[edit]
Research on gesture recognition based on YOLOv8
Proceedings of 2025 2nd International Conference on Machine Learning and Intelligent Computing, PMLR 278:189-196, 2025.
Abstract
Recognizing gestures quickly and accurately has always been a research topic that has attracted much attention. However, existing gesture recognition algorithms still face two challenges. The computational complexity and parameters of gesture recognition deep learning models are often numerous, making them difficult to deploy on resource-limited embedded devices. Secondly, the deep learning model for dynamic gesture recognition is still insufficient in its ability to extract location spatial features. To solve the above problems, this paper proposes a gesture recognition algorithm based on an attention mechanism. First, You Only Look Once (YOLO) v8n lightweight object detection algorithm was selected to reduce parameters and calculations.

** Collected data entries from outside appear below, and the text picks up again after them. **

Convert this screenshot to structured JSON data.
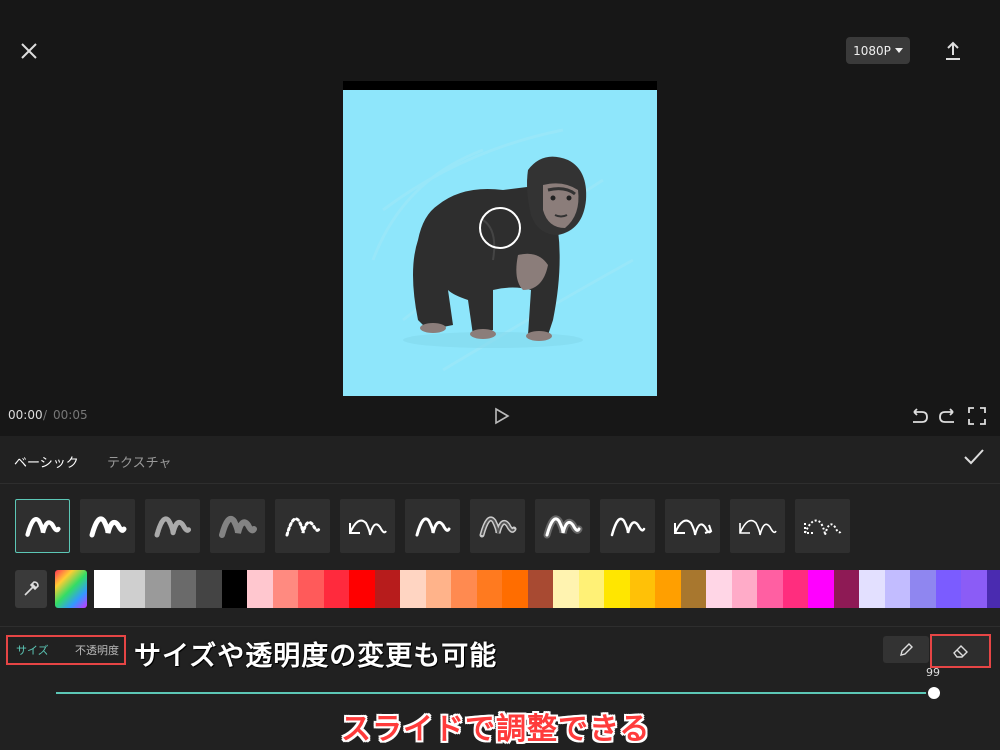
{
  "header": {
    "resolution_label": "1080P",
    "icons": {
      "close": "close-icon",
      "export": "upload-icon",
      "dropdown": "caret-down-icon"
    }
  },
  "player": {
    "current_time": "00:00",
    "separator": "/",
    "total_time": "00:05",
    "icons": {
      "play": "play-icon",
      "undo": "undo-icon",
      "redo": "redo-icon",
      "fullscreen": "fullscreen-icon"
    }
  },
  "tabs": [
    {
      "label": "ベーシック",
      "active": true
    },
    {
      "label": "テクスチャ",
      "active": false
    }
  ],
  "brushes": [
    {
      "style": "solid",
      "selected": true
    },
    {
      "style": "solid-bold",
      "selected": false
    },
    {
      "style": "chalk",
      "selected": false
    },
    {
      "style": "blur",
      "selected": false
    },
    {
      "style": "dotted",
      "selected": false
    },
    {
      "style": "arrow-start",
      "selected": false
    },
    {
      "style": "marker",
      "selected": false
    },
    {
      "style": "outline-gray",
      "selected": false
    },
    {
      "style": "neon",
      "selected": false
    },
    {
      "style": "thin",
      "selected": false
    },
    {
      "style": "double-arrow",
      "selected": false
    },
    {
      "style": "arrow-start-thin",
      "selected": false
    },
    {
      "style": "dotted-arrow",
      "selected": false
    }
  ],
  "colors": [
    "#ffffff",
    "#cfcfcf",
    "#9a9a9a",
    "#6a6a6a",
    "#444444",
    "#000000",
    "#ffc7cf",
    "#ff8a80",
    "#ff5a5a",
    "#ff2a3d",
    "#ff0000",
    "#b71c1c",
    "#ffd5c2",
    "#ffb38a",
    "#ff8a50",
    "#ff7a1f",
    "#ff6d00",
    "#a84a32",
    "#fff3b0",
    "#fff176",
    "#ffe600",
    "#ffc107",
    "#ff9f00",
    "#a8772e",
    "#ffd6e6",
    "#ffabc8",
    "#ff5fa2",
    "#ff2d7e",
    "#ff00ff",
    "#8e1a55",
    "#e3e0ff",
    "#c2bcff",
    "#8f86f0",
    "#7b5cff",
    "#8b5cf6",
    "#4a2bb0"
  ],
  "properties": {
    "size_label": "サイズ",
    "opacity_label": "不透明度",
    "slider_value": 99,
    "slider_value_text": "99",
    "slider_max": 100,
    "icons": {
      "pen": "pen-icon",
      "eraser": "eraser-icon",
      "eyedropper": "eyedropper-icon",
      "confirm": "check-icon"
    }
  },
  "annotations": {
    "size_note": "サイズや透明度の変更も可能",
    "slider_note": "スライドで調整できる"
  },
  "theme": {
    "accent": "#5cc7b6",
    "highlight": "#e64545",
    "canvas_bg": "#8ee6fb"
  }
}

Furthermore, the Multi-Head Self-Attention (MHSA) model was integrated into the YOLOv8n network to enhance the feature extraction capabilities from the position and spatial dimensions. Experimental results demonstrated that the proposed algorithm achieved 99.2% accuracy, surpassing by 1.1% compared to the original algorithm. Furthermore, it had a 233 FPS detection speed on the Nvidia RTX 3070 GPU.